Para os especialistas consultados, a dificuldade de aquisição pelo MS pode gerar faltas no sistema privado também. “É preciso lembrar que muitos desses pacientes irão procurar uma rede de farmácias comerciais para comprar suas insulinas, porque precisam disso para viver”, alerta Melo.
“Se a união e os estados não conseguirem fazer a aquisição, com certeza há um risco real de desabastecimento deste medicamento”, preocupa-se Moreira.
Riscos do diabetes
De acordo com o Índice do Diabetes Tipo 1, estudo internacional produzido em parceria com a SBD, 588 mil brasileiros vivem com a doença. Mais comum entre crianças e adolescentes, é caracterizado pelo ataque do sistema imunológico às células beta, responsáveis pela produção de insulina.
Diferentemente do diabetes tipo 2 – onde o manejo da obesidade, os exercícios físicos e uma alimentação balanceada podem atuar como medidas preventivas –, no diabetes tipo 1 não existem formas conhecidas de evitar seu aparecimento.
Com a produção de insulina afetada, as taxas de glicemia no sangue ficam desequilibradas, o que gera uma série de riscos. Uma das mais graves é a cetoacidose diabética, uma complicação aguda causada pela queda do pH sanguíneo em decorrência da falta de insulina que pode levar à morte.

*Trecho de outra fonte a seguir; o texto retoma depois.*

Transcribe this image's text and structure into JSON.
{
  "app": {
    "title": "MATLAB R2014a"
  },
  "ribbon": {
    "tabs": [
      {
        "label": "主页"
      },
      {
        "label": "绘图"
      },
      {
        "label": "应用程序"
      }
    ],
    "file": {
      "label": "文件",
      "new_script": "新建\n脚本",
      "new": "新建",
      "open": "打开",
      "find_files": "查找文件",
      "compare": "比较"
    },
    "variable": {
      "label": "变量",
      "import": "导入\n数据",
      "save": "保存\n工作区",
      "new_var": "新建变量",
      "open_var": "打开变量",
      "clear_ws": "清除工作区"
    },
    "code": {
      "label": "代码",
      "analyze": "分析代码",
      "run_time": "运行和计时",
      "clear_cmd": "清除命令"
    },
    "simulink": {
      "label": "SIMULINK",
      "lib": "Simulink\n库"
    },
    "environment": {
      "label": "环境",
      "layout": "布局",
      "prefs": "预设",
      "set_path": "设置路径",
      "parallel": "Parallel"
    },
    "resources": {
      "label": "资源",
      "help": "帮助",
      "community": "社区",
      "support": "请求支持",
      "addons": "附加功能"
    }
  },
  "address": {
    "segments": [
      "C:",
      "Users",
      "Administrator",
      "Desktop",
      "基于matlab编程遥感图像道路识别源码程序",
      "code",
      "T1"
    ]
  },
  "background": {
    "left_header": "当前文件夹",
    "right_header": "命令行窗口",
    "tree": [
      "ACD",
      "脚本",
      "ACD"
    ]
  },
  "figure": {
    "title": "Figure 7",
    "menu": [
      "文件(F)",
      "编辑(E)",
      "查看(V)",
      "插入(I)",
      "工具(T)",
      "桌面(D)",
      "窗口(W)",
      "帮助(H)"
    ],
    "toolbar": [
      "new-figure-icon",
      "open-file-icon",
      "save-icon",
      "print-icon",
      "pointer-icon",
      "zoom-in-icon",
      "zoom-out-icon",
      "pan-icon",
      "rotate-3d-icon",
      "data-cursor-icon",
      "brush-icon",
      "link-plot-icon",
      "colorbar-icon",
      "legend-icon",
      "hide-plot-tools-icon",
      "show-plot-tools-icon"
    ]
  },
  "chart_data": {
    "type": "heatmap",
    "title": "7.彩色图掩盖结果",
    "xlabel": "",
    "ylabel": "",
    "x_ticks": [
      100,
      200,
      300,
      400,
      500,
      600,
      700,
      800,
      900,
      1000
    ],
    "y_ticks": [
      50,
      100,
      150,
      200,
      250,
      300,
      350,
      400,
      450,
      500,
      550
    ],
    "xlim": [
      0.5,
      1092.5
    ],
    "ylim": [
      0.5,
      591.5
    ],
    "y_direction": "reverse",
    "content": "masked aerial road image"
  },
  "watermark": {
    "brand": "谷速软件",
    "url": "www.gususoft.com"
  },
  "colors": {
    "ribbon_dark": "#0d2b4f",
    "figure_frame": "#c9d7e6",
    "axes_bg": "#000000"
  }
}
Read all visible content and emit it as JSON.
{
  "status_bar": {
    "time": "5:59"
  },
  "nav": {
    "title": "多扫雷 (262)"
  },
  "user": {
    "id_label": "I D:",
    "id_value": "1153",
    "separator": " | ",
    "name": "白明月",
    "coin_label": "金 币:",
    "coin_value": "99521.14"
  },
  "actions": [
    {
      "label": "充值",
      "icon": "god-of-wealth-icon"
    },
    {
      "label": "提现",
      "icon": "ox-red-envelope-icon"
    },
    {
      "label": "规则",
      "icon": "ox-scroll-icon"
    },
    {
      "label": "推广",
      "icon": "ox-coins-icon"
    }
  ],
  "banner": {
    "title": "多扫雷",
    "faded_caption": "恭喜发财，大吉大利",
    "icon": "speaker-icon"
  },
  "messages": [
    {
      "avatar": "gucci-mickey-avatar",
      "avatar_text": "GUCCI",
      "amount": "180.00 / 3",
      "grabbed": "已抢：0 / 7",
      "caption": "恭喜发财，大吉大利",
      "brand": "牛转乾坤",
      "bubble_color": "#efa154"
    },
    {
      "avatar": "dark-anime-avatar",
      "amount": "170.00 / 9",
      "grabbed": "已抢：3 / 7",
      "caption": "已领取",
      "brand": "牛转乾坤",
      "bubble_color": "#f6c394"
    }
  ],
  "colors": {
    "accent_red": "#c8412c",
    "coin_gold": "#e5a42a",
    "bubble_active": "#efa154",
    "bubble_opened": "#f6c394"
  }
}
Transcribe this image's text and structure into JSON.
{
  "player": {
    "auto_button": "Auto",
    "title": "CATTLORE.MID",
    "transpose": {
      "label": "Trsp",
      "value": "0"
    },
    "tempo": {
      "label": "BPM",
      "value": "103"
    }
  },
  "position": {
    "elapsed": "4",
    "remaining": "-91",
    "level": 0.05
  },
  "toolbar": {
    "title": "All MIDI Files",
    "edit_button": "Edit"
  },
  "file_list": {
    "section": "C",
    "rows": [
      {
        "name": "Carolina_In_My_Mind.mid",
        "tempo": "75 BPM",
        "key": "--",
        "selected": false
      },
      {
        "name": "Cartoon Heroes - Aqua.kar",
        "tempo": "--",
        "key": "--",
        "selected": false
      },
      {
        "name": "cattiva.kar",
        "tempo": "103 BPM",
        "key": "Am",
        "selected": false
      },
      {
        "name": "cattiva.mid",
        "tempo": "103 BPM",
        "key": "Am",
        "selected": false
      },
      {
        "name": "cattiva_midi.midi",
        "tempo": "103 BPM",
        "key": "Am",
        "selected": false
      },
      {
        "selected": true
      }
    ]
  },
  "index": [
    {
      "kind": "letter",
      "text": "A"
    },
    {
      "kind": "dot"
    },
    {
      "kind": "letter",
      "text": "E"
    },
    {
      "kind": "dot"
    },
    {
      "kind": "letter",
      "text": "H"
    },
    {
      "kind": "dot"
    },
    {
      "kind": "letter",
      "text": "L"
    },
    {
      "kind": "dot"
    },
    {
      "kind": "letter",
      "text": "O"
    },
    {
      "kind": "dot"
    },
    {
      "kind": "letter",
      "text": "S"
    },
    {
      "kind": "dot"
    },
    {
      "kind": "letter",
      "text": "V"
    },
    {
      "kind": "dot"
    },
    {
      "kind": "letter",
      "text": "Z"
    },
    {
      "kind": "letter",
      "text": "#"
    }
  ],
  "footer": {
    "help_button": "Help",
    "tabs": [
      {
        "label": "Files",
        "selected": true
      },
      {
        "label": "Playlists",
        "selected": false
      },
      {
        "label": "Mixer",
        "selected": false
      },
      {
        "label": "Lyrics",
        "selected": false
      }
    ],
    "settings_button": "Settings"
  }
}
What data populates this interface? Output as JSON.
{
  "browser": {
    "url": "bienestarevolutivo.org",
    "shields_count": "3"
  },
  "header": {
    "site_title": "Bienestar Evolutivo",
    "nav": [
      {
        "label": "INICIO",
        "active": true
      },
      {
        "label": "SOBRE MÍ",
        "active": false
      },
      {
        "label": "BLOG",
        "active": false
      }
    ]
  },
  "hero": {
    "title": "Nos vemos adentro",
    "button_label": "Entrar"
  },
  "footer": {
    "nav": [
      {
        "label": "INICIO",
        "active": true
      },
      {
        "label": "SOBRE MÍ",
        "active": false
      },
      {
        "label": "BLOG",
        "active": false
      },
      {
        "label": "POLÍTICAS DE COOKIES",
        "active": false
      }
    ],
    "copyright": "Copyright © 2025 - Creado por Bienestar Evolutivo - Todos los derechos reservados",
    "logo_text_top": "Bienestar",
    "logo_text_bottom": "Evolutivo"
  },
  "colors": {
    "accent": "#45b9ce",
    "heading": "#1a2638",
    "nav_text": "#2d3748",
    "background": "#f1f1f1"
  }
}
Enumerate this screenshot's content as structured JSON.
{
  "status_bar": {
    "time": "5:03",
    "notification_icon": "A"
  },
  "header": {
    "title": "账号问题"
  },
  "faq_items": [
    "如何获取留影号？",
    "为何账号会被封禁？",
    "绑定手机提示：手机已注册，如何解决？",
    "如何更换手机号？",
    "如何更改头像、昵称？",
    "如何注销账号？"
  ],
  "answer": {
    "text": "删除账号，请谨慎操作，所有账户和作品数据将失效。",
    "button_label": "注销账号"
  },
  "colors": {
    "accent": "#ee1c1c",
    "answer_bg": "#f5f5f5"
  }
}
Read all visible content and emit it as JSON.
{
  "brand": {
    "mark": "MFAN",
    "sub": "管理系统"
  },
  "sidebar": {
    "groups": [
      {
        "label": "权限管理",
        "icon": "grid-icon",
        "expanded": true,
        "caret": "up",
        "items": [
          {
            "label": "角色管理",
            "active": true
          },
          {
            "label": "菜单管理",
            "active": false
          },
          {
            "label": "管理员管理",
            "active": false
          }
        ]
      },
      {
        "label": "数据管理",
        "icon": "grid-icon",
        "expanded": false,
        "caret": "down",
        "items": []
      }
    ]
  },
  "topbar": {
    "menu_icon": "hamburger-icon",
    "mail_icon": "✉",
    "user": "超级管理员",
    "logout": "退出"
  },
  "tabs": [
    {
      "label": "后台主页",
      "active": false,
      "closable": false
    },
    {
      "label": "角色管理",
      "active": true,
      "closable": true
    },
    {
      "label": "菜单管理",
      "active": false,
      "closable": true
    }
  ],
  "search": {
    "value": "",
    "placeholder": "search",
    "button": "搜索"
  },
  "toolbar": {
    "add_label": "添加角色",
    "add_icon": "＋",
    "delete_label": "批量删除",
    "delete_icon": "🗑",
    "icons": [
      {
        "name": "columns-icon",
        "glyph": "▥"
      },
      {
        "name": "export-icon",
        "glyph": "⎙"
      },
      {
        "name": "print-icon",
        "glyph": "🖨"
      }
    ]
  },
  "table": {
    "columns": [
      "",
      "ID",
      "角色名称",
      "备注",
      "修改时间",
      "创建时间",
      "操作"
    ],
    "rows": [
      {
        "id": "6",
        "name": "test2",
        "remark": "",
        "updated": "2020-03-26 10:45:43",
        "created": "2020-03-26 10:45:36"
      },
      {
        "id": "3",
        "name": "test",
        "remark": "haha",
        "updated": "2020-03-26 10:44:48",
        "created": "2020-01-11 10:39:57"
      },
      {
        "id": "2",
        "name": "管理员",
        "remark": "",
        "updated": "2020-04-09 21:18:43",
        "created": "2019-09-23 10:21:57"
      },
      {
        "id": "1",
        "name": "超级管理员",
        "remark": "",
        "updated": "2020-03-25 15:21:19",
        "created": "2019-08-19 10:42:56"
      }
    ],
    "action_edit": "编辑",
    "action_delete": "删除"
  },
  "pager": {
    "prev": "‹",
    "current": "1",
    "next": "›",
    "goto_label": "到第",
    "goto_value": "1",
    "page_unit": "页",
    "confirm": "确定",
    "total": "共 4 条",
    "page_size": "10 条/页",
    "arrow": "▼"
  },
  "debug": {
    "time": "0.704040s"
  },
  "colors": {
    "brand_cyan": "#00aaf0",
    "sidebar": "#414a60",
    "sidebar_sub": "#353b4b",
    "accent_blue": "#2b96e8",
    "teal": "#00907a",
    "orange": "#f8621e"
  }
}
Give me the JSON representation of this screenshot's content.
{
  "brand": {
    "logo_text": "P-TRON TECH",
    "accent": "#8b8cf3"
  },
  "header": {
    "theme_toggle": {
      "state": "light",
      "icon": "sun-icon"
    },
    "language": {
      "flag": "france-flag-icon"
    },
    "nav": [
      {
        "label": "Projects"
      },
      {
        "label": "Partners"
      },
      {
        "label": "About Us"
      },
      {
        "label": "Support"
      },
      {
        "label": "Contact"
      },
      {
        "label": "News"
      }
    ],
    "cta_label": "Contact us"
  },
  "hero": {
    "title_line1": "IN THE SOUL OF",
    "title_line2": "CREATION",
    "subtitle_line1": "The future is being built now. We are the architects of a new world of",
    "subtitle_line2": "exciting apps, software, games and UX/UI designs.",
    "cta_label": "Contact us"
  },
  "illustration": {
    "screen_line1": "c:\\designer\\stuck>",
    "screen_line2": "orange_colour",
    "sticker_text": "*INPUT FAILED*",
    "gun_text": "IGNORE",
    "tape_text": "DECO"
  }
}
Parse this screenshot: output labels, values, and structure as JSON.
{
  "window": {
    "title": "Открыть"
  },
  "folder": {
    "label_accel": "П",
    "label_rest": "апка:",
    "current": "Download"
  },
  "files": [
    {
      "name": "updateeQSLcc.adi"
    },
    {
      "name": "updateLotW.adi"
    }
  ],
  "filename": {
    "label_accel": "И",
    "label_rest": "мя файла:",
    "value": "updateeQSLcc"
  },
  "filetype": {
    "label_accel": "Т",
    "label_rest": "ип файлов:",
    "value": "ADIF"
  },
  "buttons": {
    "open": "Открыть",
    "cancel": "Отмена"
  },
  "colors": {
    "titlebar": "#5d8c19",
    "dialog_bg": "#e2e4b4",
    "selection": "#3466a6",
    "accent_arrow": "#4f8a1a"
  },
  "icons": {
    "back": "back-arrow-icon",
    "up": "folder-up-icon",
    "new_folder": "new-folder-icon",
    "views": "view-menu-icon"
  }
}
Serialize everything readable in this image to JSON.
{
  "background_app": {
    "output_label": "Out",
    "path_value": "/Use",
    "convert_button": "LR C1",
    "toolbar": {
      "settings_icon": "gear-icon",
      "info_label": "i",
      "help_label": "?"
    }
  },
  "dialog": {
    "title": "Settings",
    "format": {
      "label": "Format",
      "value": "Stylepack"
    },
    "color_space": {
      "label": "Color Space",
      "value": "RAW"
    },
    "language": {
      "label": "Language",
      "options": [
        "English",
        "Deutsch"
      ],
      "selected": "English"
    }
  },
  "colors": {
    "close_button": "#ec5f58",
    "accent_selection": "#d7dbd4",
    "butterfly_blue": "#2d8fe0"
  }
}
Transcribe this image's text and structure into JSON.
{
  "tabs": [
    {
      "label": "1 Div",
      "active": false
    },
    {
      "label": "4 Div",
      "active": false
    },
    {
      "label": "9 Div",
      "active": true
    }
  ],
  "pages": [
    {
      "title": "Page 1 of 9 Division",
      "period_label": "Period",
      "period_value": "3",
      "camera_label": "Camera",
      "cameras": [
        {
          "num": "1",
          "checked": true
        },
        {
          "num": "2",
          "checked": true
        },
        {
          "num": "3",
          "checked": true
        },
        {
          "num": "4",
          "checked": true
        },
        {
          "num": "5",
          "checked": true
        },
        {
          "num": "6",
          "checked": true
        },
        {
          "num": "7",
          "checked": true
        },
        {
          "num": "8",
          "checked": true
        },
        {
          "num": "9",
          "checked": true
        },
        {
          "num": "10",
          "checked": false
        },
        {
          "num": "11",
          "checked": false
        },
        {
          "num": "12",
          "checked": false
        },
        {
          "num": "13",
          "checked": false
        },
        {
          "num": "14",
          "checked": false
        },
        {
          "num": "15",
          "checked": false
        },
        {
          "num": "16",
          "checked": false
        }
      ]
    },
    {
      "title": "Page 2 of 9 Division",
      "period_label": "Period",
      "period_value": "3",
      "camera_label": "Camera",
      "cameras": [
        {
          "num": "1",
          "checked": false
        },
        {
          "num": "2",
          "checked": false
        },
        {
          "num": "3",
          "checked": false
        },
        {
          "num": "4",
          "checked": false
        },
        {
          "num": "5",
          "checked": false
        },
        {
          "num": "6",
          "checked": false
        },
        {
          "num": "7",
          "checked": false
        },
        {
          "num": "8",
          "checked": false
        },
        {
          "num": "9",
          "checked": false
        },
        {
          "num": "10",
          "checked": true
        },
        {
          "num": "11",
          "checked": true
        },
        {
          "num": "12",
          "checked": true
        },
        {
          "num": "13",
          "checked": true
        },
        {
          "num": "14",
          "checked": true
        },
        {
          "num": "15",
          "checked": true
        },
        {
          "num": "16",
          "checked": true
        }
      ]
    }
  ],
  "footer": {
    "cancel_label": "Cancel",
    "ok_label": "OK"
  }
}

Outro risco está atrelado à necessidade de troca de medicação. É preciso consultar um médico para ter o medicamento adequado, bem como as doses indicadas para cada paciente.
“A troca não pode ser feita sem acompanhamento médico”, alerta a endocrinologista. Pessoas com a doença devem procurar seus médicos para planejar o tratamento em uma provável falta das doses no SUS, orienta Karla Melo.